The Republican Senator Jeff Flake, of Arizona, in his speech this week on the floor of the Senate condemning Trump’s “attacks on truth,” noted in particular “the seminal untruth of the President’s political career, the oft-repeated conspiracy about the birthplace of President Obama.” Flake was referring, of course, to birtherism, the racist conspiracy theory—eagerly taken up by Trump—that Barack Obama had not been born in the United States and was therefore ineligible to hold the office of President. Birthers went to all kinds of loony lengths in their quest to undermine Obama’s legitimacy—looking for clues in old newspaper clippings from around the world, inspecting official birth certificates for signs of digital manipulation, swapping theories in the darker corners of the Web. This week, as Twitter users responded with skepticism to Trump’s physical stats, especially his weight, the MSNBC host Chris Hayes proposed that anyone with such doubts be known as a “Girther.”

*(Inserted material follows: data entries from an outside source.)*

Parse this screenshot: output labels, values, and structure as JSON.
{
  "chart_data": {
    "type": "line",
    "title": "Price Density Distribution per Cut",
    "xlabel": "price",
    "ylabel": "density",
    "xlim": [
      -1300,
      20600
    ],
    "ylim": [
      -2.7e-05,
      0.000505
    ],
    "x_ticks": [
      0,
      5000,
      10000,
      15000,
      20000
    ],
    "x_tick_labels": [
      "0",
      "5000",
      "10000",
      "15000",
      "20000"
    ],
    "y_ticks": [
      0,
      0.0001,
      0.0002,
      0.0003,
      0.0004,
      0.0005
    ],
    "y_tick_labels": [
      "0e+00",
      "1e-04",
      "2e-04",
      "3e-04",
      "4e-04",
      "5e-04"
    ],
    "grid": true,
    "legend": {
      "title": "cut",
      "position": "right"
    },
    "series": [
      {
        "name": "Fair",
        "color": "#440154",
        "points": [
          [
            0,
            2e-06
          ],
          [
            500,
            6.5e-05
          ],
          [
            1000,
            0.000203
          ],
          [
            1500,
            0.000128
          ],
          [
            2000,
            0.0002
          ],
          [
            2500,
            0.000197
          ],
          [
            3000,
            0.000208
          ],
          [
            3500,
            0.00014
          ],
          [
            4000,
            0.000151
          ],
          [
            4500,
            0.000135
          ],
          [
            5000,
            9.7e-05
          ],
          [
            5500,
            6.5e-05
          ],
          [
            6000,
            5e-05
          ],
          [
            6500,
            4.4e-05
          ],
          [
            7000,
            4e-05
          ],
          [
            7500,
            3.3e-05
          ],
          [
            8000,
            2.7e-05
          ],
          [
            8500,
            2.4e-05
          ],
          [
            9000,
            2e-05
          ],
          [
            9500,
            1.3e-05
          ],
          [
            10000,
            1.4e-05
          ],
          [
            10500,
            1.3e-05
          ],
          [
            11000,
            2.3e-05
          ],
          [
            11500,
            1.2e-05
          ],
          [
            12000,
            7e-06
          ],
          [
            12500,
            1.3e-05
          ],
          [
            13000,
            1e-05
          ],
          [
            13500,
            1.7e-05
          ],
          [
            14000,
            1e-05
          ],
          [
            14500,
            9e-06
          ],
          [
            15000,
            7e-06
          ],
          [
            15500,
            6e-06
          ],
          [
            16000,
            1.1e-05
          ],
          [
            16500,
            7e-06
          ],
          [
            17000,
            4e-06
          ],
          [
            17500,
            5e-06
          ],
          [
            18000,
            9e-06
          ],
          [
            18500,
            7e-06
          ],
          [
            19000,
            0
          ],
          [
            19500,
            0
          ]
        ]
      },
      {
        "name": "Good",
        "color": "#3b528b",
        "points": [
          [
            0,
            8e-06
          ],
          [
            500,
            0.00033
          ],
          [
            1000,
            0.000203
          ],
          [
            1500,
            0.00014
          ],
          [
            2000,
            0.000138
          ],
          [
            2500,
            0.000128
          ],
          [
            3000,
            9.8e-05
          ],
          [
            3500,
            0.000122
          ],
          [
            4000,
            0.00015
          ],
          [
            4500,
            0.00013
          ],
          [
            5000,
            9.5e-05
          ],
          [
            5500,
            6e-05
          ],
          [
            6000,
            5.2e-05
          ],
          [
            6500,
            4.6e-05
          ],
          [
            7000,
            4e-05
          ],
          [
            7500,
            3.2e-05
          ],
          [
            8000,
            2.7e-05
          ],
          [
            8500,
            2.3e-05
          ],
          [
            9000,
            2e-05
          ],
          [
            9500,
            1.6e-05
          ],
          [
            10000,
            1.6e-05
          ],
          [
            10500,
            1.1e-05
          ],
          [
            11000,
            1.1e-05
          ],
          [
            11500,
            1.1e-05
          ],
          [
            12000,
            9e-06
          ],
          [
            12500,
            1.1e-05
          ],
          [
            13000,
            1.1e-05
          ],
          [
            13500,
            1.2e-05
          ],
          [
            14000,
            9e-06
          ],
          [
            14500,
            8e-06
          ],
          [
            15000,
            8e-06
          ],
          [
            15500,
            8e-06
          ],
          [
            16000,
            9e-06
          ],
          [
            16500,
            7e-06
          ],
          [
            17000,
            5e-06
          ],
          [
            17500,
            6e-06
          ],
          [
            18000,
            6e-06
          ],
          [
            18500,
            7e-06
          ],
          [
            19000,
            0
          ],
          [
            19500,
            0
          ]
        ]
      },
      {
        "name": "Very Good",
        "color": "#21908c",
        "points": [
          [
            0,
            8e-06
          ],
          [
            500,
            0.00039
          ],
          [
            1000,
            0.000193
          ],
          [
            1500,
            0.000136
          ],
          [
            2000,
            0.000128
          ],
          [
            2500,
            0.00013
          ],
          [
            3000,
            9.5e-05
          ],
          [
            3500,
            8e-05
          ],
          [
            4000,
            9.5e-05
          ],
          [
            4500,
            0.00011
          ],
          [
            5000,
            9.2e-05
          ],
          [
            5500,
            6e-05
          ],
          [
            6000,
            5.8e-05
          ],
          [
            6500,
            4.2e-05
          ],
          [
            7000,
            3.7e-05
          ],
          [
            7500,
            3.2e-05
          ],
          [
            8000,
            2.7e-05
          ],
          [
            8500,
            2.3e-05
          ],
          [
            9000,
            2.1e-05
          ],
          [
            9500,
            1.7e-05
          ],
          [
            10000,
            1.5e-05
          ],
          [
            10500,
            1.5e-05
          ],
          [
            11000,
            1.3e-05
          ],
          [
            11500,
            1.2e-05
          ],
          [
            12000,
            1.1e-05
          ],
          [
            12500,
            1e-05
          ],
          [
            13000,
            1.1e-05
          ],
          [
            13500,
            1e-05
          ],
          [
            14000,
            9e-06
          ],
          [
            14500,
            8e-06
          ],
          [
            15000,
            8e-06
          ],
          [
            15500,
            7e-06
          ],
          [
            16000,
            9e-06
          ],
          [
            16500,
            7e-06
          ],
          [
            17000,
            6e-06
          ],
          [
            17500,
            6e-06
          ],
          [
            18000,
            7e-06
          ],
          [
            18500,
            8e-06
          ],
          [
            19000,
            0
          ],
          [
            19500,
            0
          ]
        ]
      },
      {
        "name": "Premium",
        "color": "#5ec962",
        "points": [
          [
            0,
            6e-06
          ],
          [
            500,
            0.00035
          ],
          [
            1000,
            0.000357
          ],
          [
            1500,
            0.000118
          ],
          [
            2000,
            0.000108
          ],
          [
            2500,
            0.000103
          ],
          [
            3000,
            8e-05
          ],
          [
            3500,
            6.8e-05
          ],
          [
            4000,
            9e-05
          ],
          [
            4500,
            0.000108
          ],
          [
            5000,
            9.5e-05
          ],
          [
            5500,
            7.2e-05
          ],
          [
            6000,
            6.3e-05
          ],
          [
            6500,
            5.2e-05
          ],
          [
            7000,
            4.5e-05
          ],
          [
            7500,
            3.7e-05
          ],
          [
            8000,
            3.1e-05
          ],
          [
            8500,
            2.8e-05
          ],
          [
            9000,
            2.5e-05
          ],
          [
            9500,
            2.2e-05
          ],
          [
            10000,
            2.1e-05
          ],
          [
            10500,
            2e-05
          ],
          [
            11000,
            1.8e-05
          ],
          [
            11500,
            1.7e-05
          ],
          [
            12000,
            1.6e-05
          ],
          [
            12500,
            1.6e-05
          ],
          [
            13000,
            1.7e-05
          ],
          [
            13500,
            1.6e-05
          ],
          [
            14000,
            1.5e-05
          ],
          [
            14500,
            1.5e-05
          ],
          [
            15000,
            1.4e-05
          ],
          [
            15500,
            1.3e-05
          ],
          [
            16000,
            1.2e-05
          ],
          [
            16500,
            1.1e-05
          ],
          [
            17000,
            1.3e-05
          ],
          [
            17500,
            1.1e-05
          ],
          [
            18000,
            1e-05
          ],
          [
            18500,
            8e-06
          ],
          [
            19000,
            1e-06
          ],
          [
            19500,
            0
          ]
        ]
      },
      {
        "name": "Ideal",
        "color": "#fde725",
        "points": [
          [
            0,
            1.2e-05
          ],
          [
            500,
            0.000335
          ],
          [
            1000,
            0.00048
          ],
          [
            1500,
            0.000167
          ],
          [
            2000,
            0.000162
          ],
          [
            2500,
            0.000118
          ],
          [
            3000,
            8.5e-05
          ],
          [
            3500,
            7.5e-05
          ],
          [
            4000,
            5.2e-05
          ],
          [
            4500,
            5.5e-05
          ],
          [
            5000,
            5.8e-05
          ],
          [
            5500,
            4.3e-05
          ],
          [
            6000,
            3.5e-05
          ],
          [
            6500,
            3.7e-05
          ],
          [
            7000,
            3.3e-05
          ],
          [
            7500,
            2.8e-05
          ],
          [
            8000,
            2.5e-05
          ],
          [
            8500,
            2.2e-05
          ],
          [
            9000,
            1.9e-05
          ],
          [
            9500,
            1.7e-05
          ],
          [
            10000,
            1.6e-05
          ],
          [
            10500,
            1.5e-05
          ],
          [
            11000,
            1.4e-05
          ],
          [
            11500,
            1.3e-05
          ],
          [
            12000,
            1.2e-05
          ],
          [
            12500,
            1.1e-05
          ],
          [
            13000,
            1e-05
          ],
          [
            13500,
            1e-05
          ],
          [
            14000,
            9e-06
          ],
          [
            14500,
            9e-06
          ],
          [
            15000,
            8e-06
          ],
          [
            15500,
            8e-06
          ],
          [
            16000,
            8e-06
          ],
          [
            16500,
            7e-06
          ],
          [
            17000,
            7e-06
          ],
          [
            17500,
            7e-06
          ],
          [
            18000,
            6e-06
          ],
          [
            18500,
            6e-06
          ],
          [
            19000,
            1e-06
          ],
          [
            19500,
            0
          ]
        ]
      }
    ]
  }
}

The hashtags #Girther and #GitherMovement quickly spread as people estimated, like players of a carnival game, what they thought to be Trump’s true weight. So far, Girthers have posted photographs of Trump standing next to other, more trustworthy leaders of known height, which seem to contradict the official report. In one, Trump appears to be roughly the same height as Obama (six feet one inch). In another, he appears to be an inch or two shorter than Justin Trudeau, the Canadian Prime Minister (six feet two). Deadspin published a post showing photographs of Adonis-like professional athletes who are listed near Trump’s height and weight—the President is, apparently, four pounds heavier than the N.F.L. linebacker Luke Kuechly and a pound lighter than the baseball player Albert Pujols. (Comparing Trump to sports stars is clearly imprecise; body-mass index, according to the National Institutes of Health, “may overestimate body fat in athletes and others who have a muscular build,” and underestimate it “in older persons and others who have lost muscle.”) Others have pointed out that Trump’s most recent driver’s license, which was issued in 2012, lists him as six feet two inches—meaning that the seventy-one-year-old had somehow grown an inch in the intervening years. Trump’s defenders have cited an interview he did in 1999 with Maureen Dowd, of the Times, in which he said, “I photograph short. I’m 6 foot 3.” Perhaps it is all a problem of posture.